J’étais à la grille lorsque sœur Fessue disait à sœur Confite : « La Providence prend un soin visible de moi ; vous savez comme j’aime mon moineau : il était mort, si je n’avais pas dit neuf Ave Maria pour obtenir sa guérison. Dieu a rendu mon moineau à la vie ; remercions la sainte Vierge. »

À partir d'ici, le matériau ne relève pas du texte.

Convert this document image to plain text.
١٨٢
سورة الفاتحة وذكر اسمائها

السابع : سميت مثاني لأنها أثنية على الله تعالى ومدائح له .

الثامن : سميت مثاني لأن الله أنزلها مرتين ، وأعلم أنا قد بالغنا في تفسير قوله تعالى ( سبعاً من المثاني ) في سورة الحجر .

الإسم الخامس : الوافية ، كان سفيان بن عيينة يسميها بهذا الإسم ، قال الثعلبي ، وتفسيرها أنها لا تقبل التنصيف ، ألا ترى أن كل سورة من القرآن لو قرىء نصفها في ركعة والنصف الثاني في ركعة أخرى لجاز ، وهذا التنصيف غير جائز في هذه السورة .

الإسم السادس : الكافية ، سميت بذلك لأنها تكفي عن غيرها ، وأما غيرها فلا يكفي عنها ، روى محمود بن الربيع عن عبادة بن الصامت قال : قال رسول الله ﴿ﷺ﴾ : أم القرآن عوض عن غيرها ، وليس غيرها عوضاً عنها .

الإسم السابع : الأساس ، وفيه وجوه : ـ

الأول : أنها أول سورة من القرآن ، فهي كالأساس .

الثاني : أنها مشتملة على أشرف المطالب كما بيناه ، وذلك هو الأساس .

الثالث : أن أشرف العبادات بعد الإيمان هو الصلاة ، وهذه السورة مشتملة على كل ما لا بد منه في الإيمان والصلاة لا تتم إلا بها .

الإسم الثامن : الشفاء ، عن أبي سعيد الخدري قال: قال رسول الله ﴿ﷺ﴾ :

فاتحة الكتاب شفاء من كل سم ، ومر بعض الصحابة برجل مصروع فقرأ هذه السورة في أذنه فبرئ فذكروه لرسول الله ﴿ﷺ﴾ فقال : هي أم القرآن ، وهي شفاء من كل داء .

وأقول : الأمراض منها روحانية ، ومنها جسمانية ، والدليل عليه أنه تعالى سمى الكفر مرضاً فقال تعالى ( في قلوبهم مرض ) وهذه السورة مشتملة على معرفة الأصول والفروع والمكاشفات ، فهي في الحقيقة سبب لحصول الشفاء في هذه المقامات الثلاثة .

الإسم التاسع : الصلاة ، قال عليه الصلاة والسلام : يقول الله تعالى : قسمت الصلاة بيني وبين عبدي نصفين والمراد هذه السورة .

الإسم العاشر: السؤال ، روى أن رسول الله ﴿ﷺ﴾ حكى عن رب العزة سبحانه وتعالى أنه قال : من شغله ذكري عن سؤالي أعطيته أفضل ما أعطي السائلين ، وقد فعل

Un métaphysicien lui dit : « Ma sœur, il n’y a rien de si bon que des Ave Maria, surtout quand une fille les récite en latin dans un faubourg de Paris ; mais je ne crois pas que Dieu s’occupe beaucoup de votre moineau, tout joli qu’il est ; songez, je vous prie, qu’il a d’autres affaires. Il faut qu’il dirige continuellement le cours de seize planètes et de l’anneau de Saturne, au centre desquels il a placé le soleil, qui est aussi gros qu’un million de nos terres. Il a des milliards de milliards d’autres soleils, de planètes et de comètes à gouverner. Ses lois immuables et son concours éternel font mouvoir la nature entière : tout est lié à son trône par une chaîne infinie dont aucun anneau ne peut jamais être hors de sa place. Si des Ave Maria avaient fait vivre le moineau de sœur Fessue un instant de plus qu’il ne devait vivre, ces Ave Maria auraient violé toutes les lois posées de toute éternité par le grand Être ; vous auriez dérangé l’univers ; il vous aurait fallu un nouveau monde, un nouveau Dieu, un nouvel ordre de choses.

sœur fessue.

Quoi ! vous croyez que Dieu fasse si peu de cas de sœur Fessue ?

le métaphysicien.

Je suis fâché de vous dire que vous n’êtes, comme moi, qu’un petit chaînon imperceptible de la chaîne infinie ; que vos organes, ceux de votre moineau, et les miens, sont destinés à subsister un nombre déterminé de minutes dans ce faubourg de Paris.

sœur fessue.

S’il est ainsi, j’étais prédestinée à dire un nombre déterminé d’Ave Maria.

le métaphysicien.

Oui ; mais ils n’ont pas forcé Dieu à prolonger la vie de votre moineau au delà de son terme. La constitution du monde portait que dans ce couvent, à une certaine heure, vous prononceriez comme un perroquet certaines paroles dans une certaine langue que vous n’entendez point; que cet oiseau, né comme vous par l’action irrésistible des lois générales, ayant été malade, se porterait mieux ; que vous vous imagineriez l’avoir guéri avec des paroles, et que nous aurions ensemble cette conversation.

sœur fessue.

Monsieur, ce discours sent l’hérésie. Mon confesseur, le révérend P. de Menou, en inférera que vous ne croyez pas à la Providence.

le métaphysicien.

Je crois la Providence générale, ma chère sœur, celle dont est émanée de toute éternité la loi qui règle toute chose, comme la lumière jaillit du soleil ; mais je ne crois point qu’une Providence particulière change l’économie du monde pour votre moineau ou pour votre chat.

sœur fessue.

Mais pourtant, si mon confesseur vous dit, comme il me l’a dit à moi, que Dieu change tous les jours ses volontés en faveur des âmes dévotes ?

le métaphysicien.
Il me dira la plus plate bêtise qu’un confesseur de filles puisse dire à un homme qui pense.
sœur fessue.

Mon confesseur une bête ! sainte Vierge Marie !

le métaphysicien.

Je ne dis pas cela ; je dis qu’il ne pourrait justifier que par une bêtise énorme les faux principes qu’il vous a insinués, peut-être fort adroitement, pour vous gouverner.

sœur fessue.

Ouais ! j’y penserai ; cela mérite réflexion. »


  1. Questions sur l’Encyclopédie, huitième partie, 1771. (B.)